Bridgeport High School is a public high school in Bridgeport, Ohio. It is the only high school in the Bridgeport Exempted Village School District. Bridgeport plays in the Ohio Valley Athletic Conference. Their mascot is the Bulldog and the school colors are Columbia blue, black, and white (previously silver). The school moved to its current location at 55707 Industrial Dr. in January 2007. The new school complex houses all Pre-K - 12 students.

== OHSAA State Championships ==

- Boys Wrestling – 1959, 1988

== Notable alumni ==

- Johnny Blatnik - outfielder for the Philadelphia Phillies in 1948–1950 and St. Louis Cardinals in 1950. He had a .407 slugging percentage in his first season with Phillies. Played baseball at Bridgeport High School, and in the Bridgeport High School Sports Hall of Fame.
- Bobby Douglas - Iowa State University wrestling coach, Olympic wrestler and coach; Hall of Famer.
- Stan Goletz, pinch hitter for the Chicago White Sox in 1941.
- John Havlicek - forward for Ohio State University basketball, drafted by the National Football League's Cleveland Browns and the National Basketball Association's, Boston Celtics, Basketball Hall of Fame, NBA Finals most valuable player, NBA All-Star.
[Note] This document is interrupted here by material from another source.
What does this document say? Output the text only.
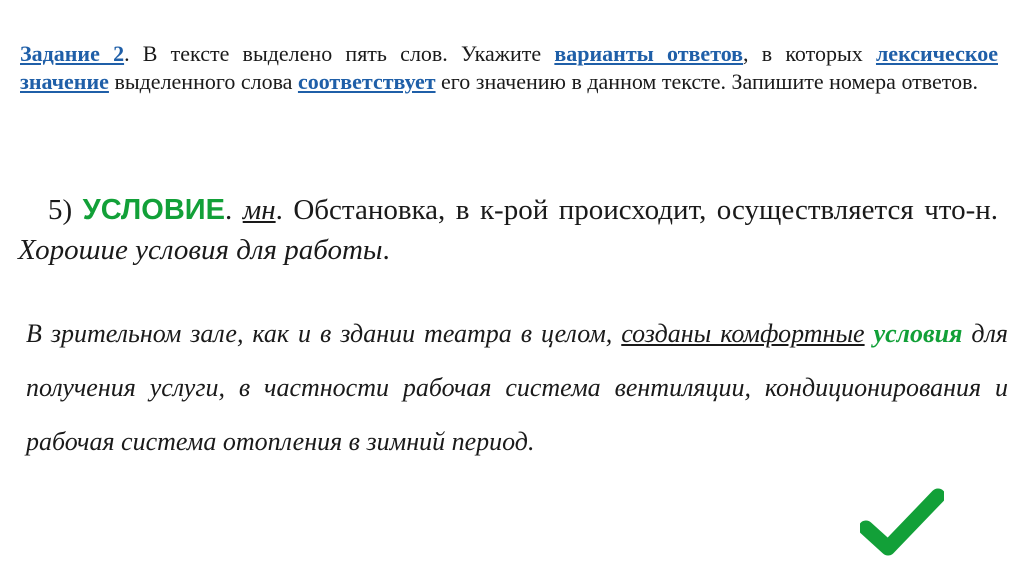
Задание 2. В тексте выделено пять слов. Укажите варианты ответов, в которых лексическое значение выделенного слова соответствует его значению в данном тексте. Запишите номера ответов.
5) УСЛОВИЕ. мн. Обстановка, в к-рой происходит, осуществляется что-н. Хорошие условия для работы.
В зрительном зале, как и в здании театра в целом, созданы комфортные условия для получения услуги, в частности рабочая система вентиляции, кондиционирования и рабочая система отопления в зимний период.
He is the Celtics' all-time leader in points scored (26,395) and games played. He won 8 NBA titles with the Celtics and was elected to the Naismith Memorial Basketball Hall of Fame.
- Bill Jobko - linebacker for Ohio State University, drafted in the 1958 by the Los Angeles Rams, and played for them from 1958 to 1962. He also played for the Minnesota Vikings from 1963 to 1965 and the Atlanta Falcons in 1966.
- Joe Niekro - pitcher for West Liberty State College, Chicago Cubs, San Diego Padres, Detroit Tigers, Atlanta Braves, Houston Astros, New York Yankees, Minnesota Twins; 221 career major league wins.
- Phil Niekro - pitcher for the Atlanta Braves, New York Yankees, Cleveland Indians, Toronto Blue Jays; 318 career major league wins, National League Gold Glove winner, Baseball Hall of Fame.